Le geste, à lui seul, résume une manière d'exercer le pouvoir. En prenant place au cœur du dispositif, au milieu des citoyens et des figures officielles, le président n'a pas cherché la distance protocolaire. Il a partagé, avec ferveur, ce moment de communion autour des traditions béninoises. Et la foule ne s'y est pas trompée : à mesure que défilaient les masques, c'est une véritable symbiose entre l'homme d'État et sa nation qui se donnait à voir. Rarement le sommet de l'État aura paru aussi proche de la rue, aussi accordé à la respiration profonde du pays.
La procession, il est vrai, offrait un spectacle à la hauteur de l'attention présidentielle. Depuis les premières heures du matin, la ville s'était muée en un vaste théâtre à ciel ouvert. Les Egungun, gardiens vénérés de la mémoire des ancêtres, avaient ouvert la marche à la place Migan. À la place Abessan, le masque Gounouko avait tracé sa danse en spirale, hypnotique, tandis que les Guèlèdè, joyau du patrimoine mondial, offraient leur sagesse mise en scène. À la place Houngbo Honto, les adeptes du Vodun Hounvè avaient fait vibrer une spiritualité toujours vivante. Deux jours durant, danses, rituels et défilés chatoyants ont célébré le rôle central des masques, sacrés et profanes, dans la culture du Bénin.
En s'installant au premier rang de cette célébration, le président Wadagni a posé un acte qui dépasse de loin la simple courtoisie. Sa participation constitue l'un des temps forts majeurs de l'événement, et elle porte plusieurs significations. Elle est d'abord un soutien institutionnel et républicain : en assistant à la grande procession, le chef de l'État réaffirme l'importance stratégique que revêt, pour la Nation, la sauvegarde du patrimoine culturel. Elle est ensuite un geste de proximité, celui d'un dirigeant qui choisit de vivre l'événement au milieu des siens. Elle est enfin un acte de valorisation de l'identité béninoise, affirmant la volonté des hautes autorités de promouvoir l'artisanat, la culture et l'héritage des sociétés à masques, sur la scène nationale comme internationale.

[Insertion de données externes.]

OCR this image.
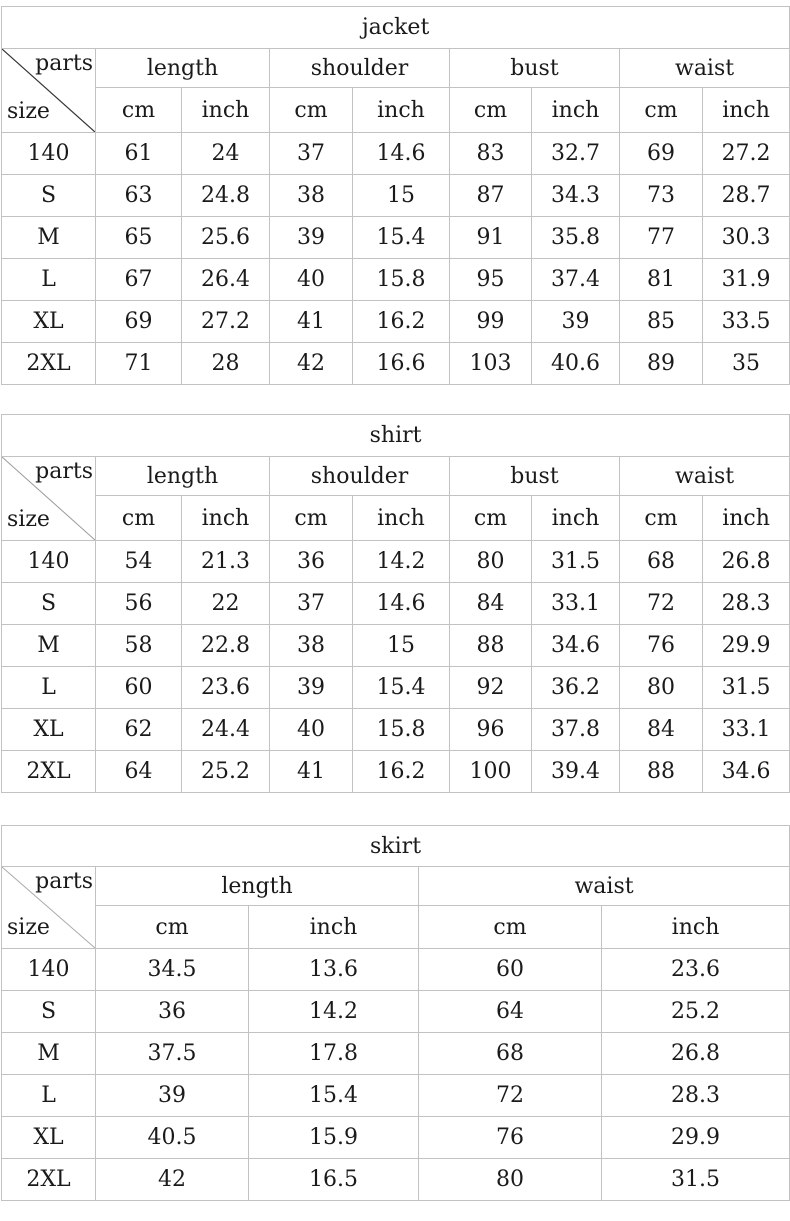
jacket								

parts
size	length		shoulder		bust		waist	
	cm	inch	cm	inch	cm	inch	cm	inch
140	61	24	37	14.6	83	32.7	69	27.2
S	63	24.8	38	15	87	34.3	73	28.7
M	65	25.6	39	15.4	91	35.8	77	30.3
L	67	26.4	40	15.8	95	37.4	81	31.9
XL	69	27.2	41	16.2	99	39	85	33.5
2XL	71	28	42	16.6	103	40.6	89	35
shirt								

parts
size	length		shoulder		bust		waist	
	cm	inch	cm	inch	cm	inch	cm	inch
140	54	21.3	36	14.2	80	31.5	68	26.8
S	56	22	37	14.6	84	33.1	72	28.3
M	58	22.8	38	15	88	34.6	76	29.9
L	60	23.6	39	15.4	92	36.2	80	31.5
XL	62	24.4	40	15.8	96	37.8	84	33.1
2XL	64	25.2	41	16.2	100	39.4	88	34.6
skirt				

parts
size	length		waist	
	cm	inch	cm	inch
140	34.5	13.6	60	23.6
S	36	14.2	64	25.2
M	37.5	17.8	68	26.8
L	39	15.4	72	28.3
XL	40.5	15.9	76	29.9
2XL	42	16.5	80	31.5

L'édition 2026 aura confirmé, s'il en était besoin, le statut de Porto-Novo. La cité s'est une nouvelle fois imposée comme la capitale culturelle du Bénin, offrant au boulevard Lagunaire le rôle de scène à ciel ouvert où se célèbrent l'histoire et l'identité nationales. La foule dense, l'affluence continue au Village du Festival, l'énergie des concerts de la veille, portés par Vano Baby, Tyaf Papa Yasir et Dorz-B, tout a témoigné de la réussite d'une alliance entre ferveur patrimoniale et vitalité urbaine.
L'événement a aussi débordé les frontières du pays. Des masques invités de la sous-région, venus notamment de Côte d'Ivoire, ont pris part à la procession, tissant entre les peuples voisins un lien de fraternité culturelle. Sous les masques, c'est une certaine idée de la solidarité ouest-africaine qui a défilé, prolongeant sur le terrain du patrimoine la diplomatie de proximité que le Bénin déploie avec constance dans la région.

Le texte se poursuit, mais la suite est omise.